Berbeda ketika sistem pembelajaran dibentuk dengan menggunakan sistem paedagogi. Karena pendidikan model paedagogi lebih mementingkan dosen sebagai pusat mata kuliah atau sumber satu-satunya ilmu. Oleh sebab itu, mahasiswa hanya dijadikan alat rekam yang suatu ketika akan disetel untuk mengikuti UTS/UAS. Berati pendidikan semacam itu berorientasi kepada nilai bukan kepada kebutuhan akan solusi pemecahan pokok persoalan.
Jadi fungsi utama dosen yaitu sebagai fasilitator untuk mengarahkan dan memberi sumbangsih atas kebutuhan keilmuan mahasiswa. Hal seperti ini akan menjadikan dosen, berfikir lebih memperdalam keilmuannya sehingga ketika mahasiswa bertanya ia lebih paham. Sedangkan mahasiswa dituntut belajar mandiri dengan kesepakatan dan tujuan yang sebelumnya dibentuk antara dosen dan mahasiswanya.
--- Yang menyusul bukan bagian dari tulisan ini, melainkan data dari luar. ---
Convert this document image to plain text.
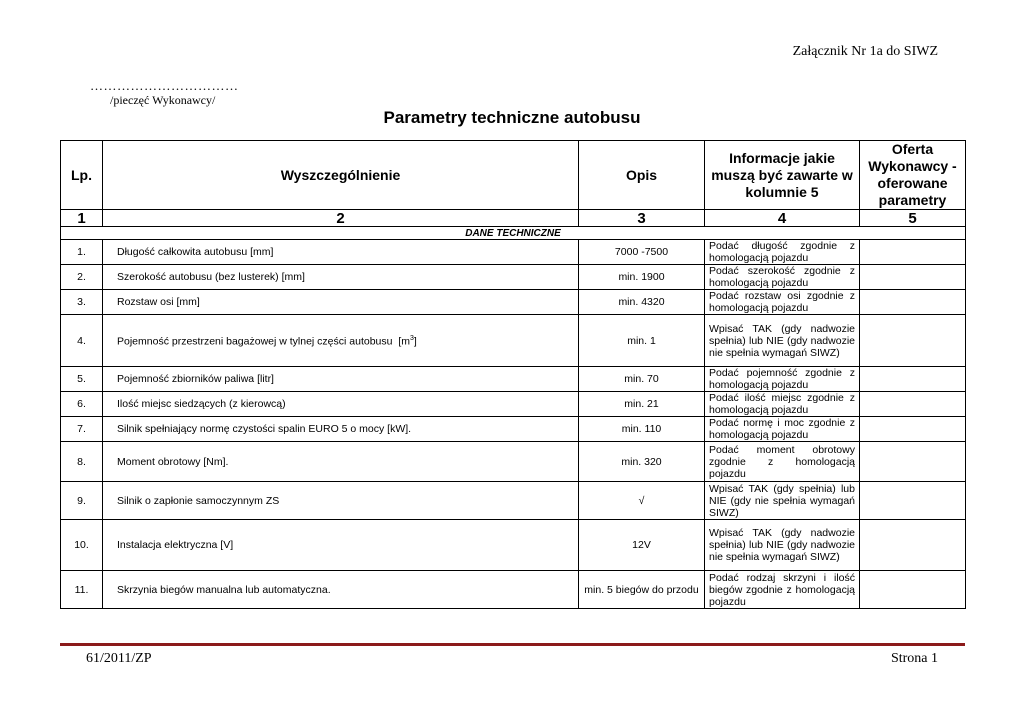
Załącznik Nr 1a do SIWZ
……………………………
/pieczęć Wykonawcy/
Parametry techniczne autobusu
Lp.	Wyszczególnienie	Opis	Informacje jakie muszą być zawarte w kolumnie 5	Oferta Wykonawcy - oferowane parametry
1	2	3	4	5
DANE TECHNICZNE				
1.	Długość całkowita autobusu [mm]	7000 -7500	Podać długość zgodnie z homologacją pojazdu	
2.	Szerokość autobusu (bez lusterek) [mm]	min. 1900	Podać szerokość zgodnie z homologacją pojazdu	
3.	Rozstaw osi [mm]	min. 4320	Podać rozstaw osi zgodnie z homologacją pojazdu	
4.	Pojemność przestrzeni bagażowej w tylnej części autobusu $[m^3]$	min. 1	Wpisać TAK (gdy nadwozie spełnia) lub NIE (gdy nadwozie nie spełnia wymagań SIWZ)	
5.	Pojemność zbiorników paliwa [litr]	min. 70	Podać pojemność zgodnie z homologacją pojazdu	
6.	Ilość miejsc siedzących (z kierowcą)	min. 21	Podać ilość miejsc zgodnie z homologacją pojazdu	
7.	Silnik spełniający normę czystości spalin EURO 5 o mocy [kW].	min. 110	Podać normę i moc zgodnie z homologacją pojazdu	
8.	Moment obrotowy [Nm].	min. 320	Podać moment obrotowy zgodnie z homologacją pojazdu	
9.	Silnik o zapłonie samoczynnym ZS	√	Wpisać TAK (gdy spełnia) lub NIE (gdy nie spełnia wymagań SIWZ)	
10.	Instalacja elektryczna [V]	12V	Wpisać TAK (gdy nadwozie spełnia) lub NIE (gdy nadwozie nie spełnia wymagań SIWZ)	
11.	Skrzynia biegów manualna lub automatyczna.	min. 5 biegów do przodu	Podać rodzaj skrzyni i ilość biegów zgodnie z homologacją pojazdu	
61/2011/ZP	Strona 1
Sistem pendidikan seperti inilah yang sebenarnya dibutuhkan bangsa Indonesia. Karena proses pembentukan karakter itu secara alamiah terwujud bukan melalui paksaan. Jadi mahasiswa lebih bebas dalam menjalankan sistem pembelajaran yang sesuai kesepakatan.
Keuntungan dari sistem tersebut yaitu pertama, membentuk individu/mahasiswa yang mandiri dalam mencari ilmu, bukan bergantung kepada dosen. Kedua, banyak dan beragam pengalaman karena terlibat langsung dengan pokok persoalan. Ketiga, yaitu kesiapan mahasiswa dan dosen dalam proses pembelajaran sudah terjamin. Terakhir, berpusat langsung pada masalah atau kinerja (performance).
Walhasil peran mahasiswa dan dosen selaku pengajar dalam sistem pembelajaran akan lebih terasa menyenangkan. Bukan sistem pembelajaran yang kaku dan membosankan.